More than the amount of protein, an important consideration is the quality of the protein in your food. The highest quality protein is found in animal sources such as eggs, beef, and milk. That recommendation above assumes that two-thirds come from a high-quality protein. If you get a lot of protein from breads and pastas, you will probably need more than 1 gram per pound each day.
To answer the second question, some believe that high protein intake stresses the kidneys, causes the body to lose calcium, and dehydrates it. Let’s address each of those concerns. First, kidney stress applies to people who have a history of kidney disease; for healthy people, it is probably not a problem. Second, increasing protein intake increases the excretion of calcium in the urine, but the body adapts by increasing the absorption of calcium from food. Third, there is a mandatory urine leakage, but most healthy athletes will drink enough fluids.

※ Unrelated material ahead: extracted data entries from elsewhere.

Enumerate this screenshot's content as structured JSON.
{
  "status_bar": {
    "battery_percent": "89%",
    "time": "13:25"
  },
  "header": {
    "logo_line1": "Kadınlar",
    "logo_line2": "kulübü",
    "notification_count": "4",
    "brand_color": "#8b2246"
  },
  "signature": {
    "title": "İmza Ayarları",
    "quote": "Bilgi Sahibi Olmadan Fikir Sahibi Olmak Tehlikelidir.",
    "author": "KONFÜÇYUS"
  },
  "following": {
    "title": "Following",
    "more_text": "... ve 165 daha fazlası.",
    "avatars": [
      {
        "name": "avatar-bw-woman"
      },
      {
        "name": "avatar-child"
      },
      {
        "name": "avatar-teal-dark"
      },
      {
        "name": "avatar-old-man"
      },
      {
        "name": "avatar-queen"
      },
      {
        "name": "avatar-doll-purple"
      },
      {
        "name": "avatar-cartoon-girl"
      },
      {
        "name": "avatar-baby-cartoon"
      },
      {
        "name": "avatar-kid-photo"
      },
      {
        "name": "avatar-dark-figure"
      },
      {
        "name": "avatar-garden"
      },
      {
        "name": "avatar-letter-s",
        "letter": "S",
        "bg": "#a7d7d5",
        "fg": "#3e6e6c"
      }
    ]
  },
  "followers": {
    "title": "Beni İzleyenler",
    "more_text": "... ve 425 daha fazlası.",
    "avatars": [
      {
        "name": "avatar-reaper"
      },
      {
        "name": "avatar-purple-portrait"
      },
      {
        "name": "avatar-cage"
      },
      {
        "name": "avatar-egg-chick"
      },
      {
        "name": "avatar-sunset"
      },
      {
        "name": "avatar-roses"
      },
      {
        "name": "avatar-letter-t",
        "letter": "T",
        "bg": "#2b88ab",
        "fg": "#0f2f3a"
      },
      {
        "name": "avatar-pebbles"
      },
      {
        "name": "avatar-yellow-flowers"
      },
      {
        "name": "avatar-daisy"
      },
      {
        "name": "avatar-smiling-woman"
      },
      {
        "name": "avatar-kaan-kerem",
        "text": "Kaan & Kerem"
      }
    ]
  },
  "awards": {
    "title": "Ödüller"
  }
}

Keep in mind that focusing solely on one nutrient in the diet is unhealthy. If you’re on an almost exclusively protein diet, you can bet you’re missing out on key nutrients. If you balance carbohydrates, protein, and fat, and don’t overeat in terms of total calories, your protein intake will not be excessive.
To address the third question, I don’t believe in the idea that your body can only assimilate a certain number of grams of protein per meal, be it 30 or whatever. That notion assumes that it doesn’t matter if I weigh 300 pounds or 120 pounds, and it doesn’t matter if I just woke up from watching TV. There is no sacrificial basis for those limits.
What happens is this: your body has a reserve of amino acids that is continually being replenished; As the proteins you eat break down, some will go into that pool, while others can be used for energy. If you get enough protein, your body will either take in what it can and burn the rest for energy or store it as fat. Of course, it makes sense not to eat all your protein at once; instead, break it up into 3-4 meals a day. This should normally happen unless you are taking extreme measures not to.